SNP Rejects Claim David Cameron Could Block Second Independence Referendum

28/07/2015 17:08 BST | Updated 28/07/2015 17:59 BST
ADRIAN DENNIS via Getty Images
A member of public flies a giant Scottish Saltire flag outside the Houses of Parliament shortly before Scotland First Minister Nicola Sturgeon posed with newly-elected Scottish National Party (SNP) MPs during a photocall in London on May 11, 2015. The SNP won a landslide in Scotland in the May 7 general election, destroying the Labour party north of the border in a historic leap forward which could increase pressure for a fresh referendum on independence. The nationalists won 56 of 59 parliamentary seats in Scotland up from just six at the last vote in 2010. AFP PHOTO / ADRIAN DENNIS (Photo credit should read ADRIAN DENNIS/AFP/Getty Images)

The SNP has rebutted claims David Cameron could block a second independence referendum.

Days after the Prime Minister said he did not "see the need" for another nationwide poll on Scottish independence, SNP officials issued a stinging response, saying they were adamant an impending vote could still be on the cards.

“The timing of any future referendum is a matter for the people of Scotland to decide — and not for a Tory prime minister to dictate," a party spokesperson claimed.

Cameron prompted an angry response from Scottish nationalist MPs after he insisted a "decisive" result had been delivered last year.

"There can't be a referendum, and there certainly can't be independence for Scotland, unless a majority of people in Scotland clearly want that," he said during a trip to Singapore on Monday.

david cameron

The Prime Minister made his comments while on a trip to Singapore

"It will be my ultimate decision, in line with the democratic decision-making processes of the SNP, to determine whether or not there is a commitment to a second referendum in the SNP manifesto for the Scottish election.

"And in due course we will take that decision and take that decision based on what we consider to be in the best interests of the country."
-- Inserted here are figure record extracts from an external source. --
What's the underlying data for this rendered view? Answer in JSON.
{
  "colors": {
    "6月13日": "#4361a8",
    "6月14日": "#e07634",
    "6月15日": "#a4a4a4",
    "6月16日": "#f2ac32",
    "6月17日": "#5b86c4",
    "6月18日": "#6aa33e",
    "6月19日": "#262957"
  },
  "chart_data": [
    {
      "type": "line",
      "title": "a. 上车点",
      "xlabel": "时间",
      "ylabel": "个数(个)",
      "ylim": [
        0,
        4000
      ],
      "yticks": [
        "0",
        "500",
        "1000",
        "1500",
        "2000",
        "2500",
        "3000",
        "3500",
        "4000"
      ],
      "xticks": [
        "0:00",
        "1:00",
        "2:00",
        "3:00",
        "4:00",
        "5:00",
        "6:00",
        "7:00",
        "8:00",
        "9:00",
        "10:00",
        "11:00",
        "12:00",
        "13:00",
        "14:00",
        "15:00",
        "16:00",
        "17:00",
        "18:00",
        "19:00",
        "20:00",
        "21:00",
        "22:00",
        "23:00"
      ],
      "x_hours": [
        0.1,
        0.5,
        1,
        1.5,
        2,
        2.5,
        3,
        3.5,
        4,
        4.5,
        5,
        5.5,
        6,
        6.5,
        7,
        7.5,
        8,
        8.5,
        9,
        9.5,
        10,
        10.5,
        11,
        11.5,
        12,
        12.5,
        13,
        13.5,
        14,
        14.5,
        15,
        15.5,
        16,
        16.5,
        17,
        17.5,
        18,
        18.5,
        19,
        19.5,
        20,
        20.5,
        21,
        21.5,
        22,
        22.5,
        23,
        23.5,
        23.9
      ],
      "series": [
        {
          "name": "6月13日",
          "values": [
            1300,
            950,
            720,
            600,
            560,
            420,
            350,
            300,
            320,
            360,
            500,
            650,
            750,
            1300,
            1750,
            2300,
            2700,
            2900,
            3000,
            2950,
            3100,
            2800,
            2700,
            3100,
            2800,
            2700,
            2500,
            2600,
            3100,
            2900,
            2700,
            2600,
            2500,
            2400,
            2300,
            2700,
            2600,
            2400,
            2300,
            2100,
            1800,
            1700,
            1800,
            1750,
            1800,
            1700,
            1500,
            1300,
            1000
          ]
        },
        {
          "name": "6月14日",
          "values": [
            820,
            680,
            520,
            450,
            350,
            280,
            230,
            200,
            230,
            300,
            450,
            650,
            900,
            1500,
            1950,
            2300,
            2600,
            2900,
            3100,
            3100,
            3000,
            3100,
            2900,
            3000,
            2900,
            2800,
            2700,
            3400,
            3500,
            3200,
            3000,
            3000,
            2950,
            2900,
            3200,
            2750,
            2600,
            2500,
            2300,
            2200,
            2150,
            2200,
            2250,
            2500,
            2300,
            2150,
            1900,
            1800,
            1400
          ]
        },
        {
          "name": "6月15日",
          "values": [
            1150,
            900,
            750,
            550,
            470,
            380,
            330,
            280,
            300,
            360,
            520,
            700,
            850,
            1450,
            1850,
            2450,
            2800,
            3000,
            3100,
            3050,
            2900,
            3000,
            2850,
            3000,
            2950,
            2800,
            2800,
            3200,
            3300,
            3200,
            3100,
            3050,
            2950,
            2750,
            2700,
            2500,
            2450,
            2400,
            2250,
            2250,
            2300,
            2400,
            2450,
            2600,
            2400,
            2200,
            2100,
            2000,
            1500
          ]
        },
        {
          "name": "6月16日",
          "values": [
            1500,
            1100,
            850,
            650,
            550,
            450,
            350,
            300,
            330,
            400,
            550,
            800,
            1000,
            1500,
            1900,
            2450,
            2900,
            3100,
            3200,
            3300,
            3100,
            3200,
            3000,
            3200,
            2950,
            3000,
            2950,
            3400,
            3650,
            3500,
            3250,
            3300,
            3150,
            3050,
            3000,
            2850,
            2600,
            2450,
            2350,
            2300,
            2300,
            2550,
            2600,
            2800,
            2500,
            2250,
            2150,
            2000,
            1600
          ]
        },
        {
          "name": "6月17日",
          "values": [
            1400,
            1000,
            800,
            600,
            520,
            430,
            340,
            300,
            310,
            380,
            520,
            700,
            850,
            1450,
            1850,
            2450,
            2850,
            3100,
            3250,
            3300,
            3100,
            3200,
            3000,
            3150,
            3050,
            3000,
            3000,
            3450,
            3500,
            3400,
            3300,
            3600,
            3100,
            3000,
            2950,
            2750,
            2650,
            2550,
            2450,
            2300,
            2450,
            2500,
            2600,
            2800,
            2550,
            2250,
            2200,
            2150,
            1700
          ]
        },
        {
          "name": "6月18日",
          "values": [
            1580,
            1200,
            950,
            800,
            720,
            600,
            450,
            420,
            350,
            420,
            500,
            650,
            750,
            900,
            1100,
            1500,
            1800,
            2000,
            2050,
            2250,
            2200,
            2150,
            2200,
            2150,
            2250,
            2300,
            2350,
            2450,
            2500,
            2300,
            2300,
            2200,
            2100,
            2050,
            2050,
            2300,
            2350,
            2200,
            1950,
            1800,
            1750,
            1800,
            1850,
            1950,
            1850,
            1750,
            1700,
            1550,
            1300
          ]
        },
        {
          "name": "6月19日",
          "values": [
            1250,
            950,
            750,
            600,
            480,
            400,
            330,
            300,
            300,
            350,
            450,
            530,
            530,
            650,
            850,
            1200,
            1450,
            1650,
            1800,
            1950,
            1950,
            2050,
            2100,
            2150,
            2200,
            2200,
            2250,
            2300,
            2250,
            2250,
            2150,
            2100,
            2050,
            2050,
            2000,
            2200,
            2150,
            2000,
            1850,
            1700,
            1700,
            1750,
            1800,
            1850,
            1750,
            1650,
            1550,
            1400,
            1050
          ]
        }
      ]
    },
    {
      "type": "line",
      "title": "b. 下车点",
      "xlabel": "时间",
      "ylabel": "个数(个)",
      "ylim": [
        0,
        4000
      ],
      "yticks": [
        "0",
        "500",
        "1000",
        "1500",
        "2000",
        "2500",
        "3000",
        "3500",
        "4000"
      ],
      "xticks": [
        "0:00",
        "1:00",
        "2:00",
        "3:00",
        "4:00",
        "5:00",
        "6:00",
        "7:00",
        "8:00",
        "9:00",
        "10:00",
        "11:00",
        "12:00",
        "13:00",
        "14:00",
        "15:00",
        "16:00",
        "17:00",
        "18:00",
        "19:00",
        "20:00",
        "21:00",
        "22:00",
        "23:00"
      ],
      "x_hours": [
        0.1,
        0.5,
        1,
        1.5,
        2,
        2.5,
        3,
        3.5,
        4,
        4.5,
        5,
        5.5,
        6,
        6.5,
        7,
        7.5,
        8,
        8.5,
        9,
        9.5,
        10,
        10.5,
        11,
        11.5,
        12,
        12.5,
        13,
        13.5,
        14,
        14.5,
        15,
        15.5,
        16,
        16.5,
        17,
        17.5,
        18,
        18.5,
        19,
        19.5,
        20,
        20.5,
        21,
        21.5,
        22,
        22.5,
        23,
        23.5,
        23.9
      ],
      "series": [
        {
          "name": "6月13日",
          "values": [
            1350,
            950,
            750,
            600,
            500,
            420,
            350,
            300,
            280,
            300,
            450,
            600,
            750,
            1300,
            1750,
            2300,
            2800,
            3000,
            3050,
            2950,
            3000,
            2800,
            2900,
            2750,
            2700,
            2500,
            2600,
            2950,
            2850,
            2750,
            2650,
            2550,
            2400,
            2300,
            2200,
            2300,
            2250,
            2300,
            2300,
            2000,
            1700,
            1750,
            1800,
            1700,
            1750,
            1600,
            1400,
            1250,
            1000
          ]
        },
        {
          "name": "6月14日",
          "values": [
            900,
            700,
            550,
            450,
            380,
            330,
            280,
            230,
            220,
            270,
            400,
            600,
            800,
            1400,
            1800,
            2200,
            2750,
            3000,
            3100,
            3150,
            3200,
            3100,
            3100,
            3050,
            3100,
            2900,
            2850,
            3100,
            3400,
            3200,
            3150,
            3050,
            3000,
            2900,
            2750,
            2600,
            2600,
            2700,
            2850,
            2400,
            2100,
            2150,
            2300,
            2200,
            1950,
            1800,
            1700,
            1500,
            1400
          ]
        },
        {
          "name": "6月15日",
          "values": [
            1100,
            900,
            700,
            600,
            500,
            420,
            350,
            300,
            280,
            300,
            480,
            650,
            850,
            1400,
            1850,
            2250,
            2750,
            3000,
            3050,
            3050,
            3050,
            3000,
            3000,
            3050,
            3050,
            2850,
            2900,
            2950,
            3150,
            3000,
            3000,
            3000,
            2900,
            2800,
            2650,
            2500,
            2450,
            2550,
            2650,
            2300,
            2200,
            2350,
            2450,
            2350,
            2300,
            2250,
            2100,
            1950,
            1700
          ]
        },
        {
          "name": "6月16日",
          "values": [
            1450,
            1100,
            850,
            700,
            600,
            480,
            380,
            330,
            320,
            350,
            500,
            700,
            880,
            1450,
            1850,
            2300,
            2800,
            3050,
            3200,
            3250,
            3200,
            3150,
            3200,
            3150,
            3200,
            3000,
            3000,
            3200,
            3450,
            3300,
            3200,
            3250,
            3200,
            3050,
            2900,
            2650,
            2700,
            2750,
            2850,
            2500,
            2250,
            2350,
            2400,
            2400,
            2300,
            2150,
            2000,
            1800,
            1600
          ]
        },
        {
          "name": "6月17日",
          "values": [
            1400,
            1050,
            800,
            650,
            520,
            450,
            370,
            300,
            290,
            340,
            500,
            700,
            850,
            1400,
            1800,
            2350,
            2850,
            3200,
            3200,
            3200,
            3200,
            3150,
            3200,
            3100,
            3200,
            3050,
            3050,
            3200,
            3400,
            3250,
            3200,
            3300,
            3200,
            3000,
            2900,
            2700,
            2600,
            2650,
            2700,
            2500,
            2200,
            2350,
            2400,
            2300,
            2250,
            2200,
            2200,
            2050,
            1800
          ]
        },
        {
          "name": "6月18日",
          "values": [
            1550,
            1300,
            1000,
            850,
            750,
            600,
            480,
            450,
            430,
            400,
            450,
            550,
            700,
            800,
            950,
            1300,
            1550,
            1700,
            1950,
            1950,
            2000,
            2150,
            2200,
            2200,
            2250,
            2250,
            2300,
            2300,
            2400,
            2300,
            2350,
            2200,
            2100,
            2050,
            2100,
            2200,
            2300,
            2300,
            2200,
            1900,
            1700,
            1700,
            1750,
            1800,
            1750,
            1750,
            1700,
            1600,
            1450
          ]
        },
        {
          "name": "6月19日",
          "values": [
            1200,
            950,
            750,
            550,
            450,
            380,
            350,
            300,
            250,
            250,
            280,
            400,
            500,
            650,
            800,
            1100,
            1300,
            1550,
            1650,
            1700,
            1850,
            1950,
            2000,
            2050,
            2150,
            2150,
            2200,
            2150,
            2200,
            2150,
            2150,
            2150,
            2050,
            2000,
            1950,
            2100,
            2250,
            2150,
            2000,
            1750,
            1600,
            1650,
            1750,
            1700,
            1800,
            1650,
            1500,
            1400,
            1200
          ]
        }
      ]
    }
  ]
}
Despite powers to call a vote on the break up of the union lying with Westminster, Alex Salmond said a second referendum was "inevitable", despite having described last year's poll as a "once in a generation" opportunity.

His comments followed parliamentary colleague Margaret Ferrier, SNP MP for Rutherglen and Hamilton West, who quizzed the secretary of state for Scotland over contingency plans to hold "a further referendum on Scottish independence".

Scottish secretary David Mundell said that "given a clear majority of Scots voted No" there were no plans for a second vote.